Decoding temperature: The temperature parameter in the SMILES/SELFIES decoder. Higher values lead to more explorative choices, smaller values culminate in mode collapse.
Maximal sequence length: The maximal number of SMILES tokens in the generated molecule.
Number of samples: How many samples should be generated (between 1 and 50).
Limit: Hypercube limits in the latent space.
Number of steps: Number of steps for a GP optmization round. The longer the slower. Has to be at least Number of initial points
.
Number of initial points: Number of initial points evaluated. The longer the slower.
Number of optimization rounds: Maximum number of optimization rounds.
Sampling variance: Variance of the Gaussian noise applied during sampling from the optimal point.
Samples for evaluation: Number of samples averaged for each minimization function evaluation.
Max. sampling steps: Maximum number of sampling steps in an optmization round.
Seed: The random seed used for initialization.
Model card -- PaccMannGP
Model Details: PaccMannGP is a language-based Variational Autoencoder that is coupled with a GaussianProcess for controlled sampling. This model systematically explores the latent space of a trained molecular VAE.
Developers: Jannis Born, Matteo Manica and colleagues from IBM Research.
Distributors: Original authors' code wrapped and distributed by GT4SD Team (2023) from IBM Research.
Model date: Published in 2022.
Model version: A molecular VAE trained on 1.5M molecules from ChEMBL.
Model type: A language-based molecular generative model that can be explored with Gaussian Processes to generate molecules with desired properties.

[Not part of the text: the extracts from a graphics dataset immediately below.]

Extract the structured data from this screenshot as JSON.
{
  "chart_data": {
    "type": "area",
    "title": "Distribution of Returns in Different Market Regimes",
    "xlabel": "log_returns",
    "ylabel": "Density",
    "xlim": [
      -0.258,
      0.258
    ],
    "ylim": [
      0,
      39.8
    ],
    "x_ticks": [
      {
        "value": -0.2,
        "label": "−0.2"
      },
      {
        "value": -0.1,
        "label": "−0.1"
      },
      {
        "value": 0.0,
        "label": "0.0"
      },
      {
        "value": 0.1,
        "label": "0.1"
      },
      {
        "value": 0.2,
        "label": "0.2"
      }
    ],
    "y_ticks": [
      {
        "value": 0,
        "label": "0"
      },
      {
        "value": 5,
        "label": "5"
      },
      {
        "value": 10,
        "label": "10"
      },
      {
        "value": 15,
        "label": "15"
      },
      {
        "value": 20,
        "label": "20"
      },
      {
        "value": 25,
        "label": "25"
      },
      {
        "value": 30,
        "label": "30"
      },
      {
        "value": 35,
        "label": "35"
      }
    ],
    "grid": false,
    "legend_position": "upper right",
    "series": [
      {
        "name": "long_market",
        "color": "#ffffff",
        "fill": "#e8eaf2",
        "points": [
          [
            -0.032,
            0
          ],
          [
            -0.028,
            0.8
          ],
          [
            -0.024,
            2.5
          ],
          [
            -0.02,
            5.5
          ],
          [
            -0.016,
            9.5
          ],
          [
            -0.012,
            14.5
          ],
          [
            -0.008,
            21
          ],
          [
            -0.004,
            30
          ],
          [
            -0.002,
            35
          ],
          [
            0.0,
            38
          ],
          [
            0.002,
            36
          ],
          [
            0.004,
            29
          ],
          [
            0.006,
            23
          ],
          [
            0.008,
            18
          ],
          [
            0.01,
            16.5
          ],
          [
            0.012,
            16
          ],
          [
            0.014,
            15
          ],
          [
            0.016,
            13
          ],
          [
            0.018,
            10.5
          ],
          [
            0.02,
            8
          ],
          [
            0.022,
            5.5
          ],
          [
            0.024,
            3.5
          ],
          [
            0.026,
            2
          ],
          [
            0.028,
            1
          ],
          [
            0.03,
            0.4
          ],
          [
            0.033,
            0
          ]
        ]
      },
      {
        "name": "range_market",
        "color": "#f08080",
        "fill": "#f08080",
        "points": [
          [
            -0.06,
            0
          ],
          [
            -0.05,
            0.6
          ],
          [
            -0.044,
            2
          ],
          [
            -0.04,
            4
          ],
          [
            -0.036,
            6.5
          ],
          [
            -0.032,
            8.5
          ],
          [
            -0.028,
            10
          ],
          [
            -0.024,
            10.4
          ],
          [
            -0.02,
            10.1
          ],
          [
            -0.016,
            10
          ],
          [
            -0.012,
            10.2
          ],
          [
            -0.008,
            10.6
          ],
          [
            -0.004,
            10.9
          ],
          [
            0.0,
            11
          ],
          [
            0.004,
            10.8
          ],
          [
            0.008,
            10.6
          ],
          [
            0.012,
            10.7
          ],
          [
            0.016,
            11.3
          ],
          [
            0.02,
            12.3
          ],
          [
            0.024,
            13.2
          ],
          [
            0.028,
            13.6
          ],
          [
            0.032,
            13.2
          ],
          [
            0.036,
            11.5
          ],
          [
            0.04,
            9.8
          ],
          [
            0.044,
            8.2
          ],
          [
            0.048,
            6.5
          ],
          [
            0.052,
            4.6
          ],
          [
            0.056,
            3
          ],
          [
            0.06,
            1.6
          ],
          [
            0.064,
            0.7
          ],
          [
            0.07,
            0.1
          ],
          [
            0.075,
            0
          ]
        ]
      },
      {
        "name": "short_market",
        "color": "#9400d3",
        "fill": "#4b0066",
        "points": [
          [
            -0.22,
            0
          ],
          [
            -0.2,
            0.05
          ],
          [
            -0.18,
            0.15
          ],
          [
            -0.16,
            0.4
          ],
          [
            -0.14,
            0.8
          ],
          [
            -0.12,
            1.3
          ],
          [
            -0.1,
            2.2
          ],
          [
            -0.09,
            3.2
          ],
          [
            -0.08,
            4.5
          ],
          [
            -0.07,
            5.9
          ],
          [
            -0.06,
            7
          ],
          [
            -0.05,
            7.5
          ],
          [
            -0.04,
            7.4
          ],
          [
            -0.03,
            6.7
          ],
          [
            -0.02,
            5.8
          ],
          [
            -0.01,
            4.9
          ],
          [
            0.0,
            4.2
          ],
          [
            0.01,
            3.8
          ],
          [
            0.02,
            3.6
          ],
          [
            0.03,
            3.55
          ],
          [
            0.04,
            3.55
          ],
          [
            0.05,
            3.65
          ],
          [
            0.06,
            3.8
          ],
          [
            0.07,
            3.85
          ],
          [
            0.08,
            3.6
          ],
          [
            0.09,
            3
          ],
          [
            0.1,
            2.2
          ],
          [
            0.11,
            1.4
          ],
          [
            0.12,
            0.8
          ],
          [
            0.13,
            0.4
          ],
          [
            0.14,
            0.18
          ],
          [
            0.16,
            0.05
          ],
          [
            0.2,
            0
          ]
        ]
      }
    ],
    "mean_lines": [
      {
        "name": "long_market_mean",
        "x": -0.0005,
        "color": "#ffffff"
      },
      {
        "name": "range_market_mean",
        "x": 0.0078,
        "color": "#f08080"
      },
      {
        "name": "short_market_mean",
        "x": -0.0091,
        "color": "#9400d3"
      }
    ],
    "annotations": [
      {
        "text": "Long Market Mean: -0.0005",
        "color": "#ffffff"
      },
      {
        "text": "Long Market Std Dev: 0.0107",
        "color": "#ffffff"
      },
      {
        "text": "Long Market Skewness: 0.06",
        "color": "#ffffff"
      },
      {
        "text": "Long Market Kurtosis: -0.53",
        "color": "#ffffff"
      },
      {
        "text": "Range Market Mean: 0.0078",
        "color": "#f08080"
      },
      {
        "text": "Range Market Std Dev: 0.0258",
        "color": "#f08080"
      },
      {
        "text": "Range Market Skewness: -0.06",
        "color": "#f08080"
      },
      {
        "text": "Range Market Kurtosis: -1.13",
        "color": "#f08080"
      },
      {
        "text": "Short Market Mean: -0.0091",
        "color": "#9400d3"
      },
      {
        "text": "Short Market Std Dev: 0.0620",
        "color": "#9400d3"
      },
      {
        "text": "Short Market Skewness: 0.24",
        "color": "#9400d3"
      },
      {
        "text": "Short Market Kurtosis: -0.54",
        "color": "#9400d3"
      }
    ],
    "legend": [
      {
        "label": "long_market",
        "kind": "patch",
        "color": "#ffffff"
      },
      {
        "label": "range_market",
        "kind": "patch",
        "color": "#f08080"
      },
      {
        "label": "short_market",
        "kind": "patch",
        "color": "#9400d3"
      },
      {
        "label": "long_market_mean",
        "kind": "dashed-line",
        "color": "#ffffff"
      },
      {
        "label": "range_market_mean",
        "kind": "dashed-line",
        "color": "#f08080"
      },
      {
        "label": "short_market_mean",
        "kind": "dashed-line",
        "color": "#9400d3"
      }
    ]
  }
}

Information about training algorithms, parameters, fairness constraints or other applied approaches, and features: Described in the original paper.
Paper or other resource for more information: Active Site Sequence Representations of Human Kinases Outperform Full Sequence Representations for Affinity Prediction and Inhibitor Generation: 3D Effects in a 1D Model (2022; Journal of Chemical Information & Modeling).
License: MIT
Where to send questions or comments about the model: Open an issue on GT4SD repository.
Intended Use. Use cases that were envisioned during development: Chemical research, in particular drug discovery.
Primary intended uses/users: Researchers and computational chemists using the model for model comparison or research exploration purposes.
Out-of-scope use cases: Production-level inference, producing molecules with harmful properties.
Factors: Not applicable.
Metrics: High reward on generating molecules with desired properties.
Datasets: ChEMBL.
Ethical Considerations: Unclear, please consult with original authors in case of questions.
Caveats and Recommendations: Unclear, please consult with original authors in case of questions.
Model card prototype inspired by Mitchell et al. (2019)
Citation
@article{born2022active,
author = {Born, Jannis and Huynh, Tien and Stroobants, Astrid and Cornell, Wendy D. and Manica, Matteo},
title = {Active Site Sequence Representations of Human Kinases Outperform Full Sequence Representations for Affinity Prediction and Inhibitor Generation: 3D Effects in a 1D Model},
journal = {Journal of Chemical Information and Modeling},
volume = {62},
number = {2},
pages = {240-257},
year = {2022},
doi = {10.1021/acs.jcim.1c00889},
note ={PMID: 34905358},
URL = {https://doi.org/10.1021/acs.jcim.1c00889}
}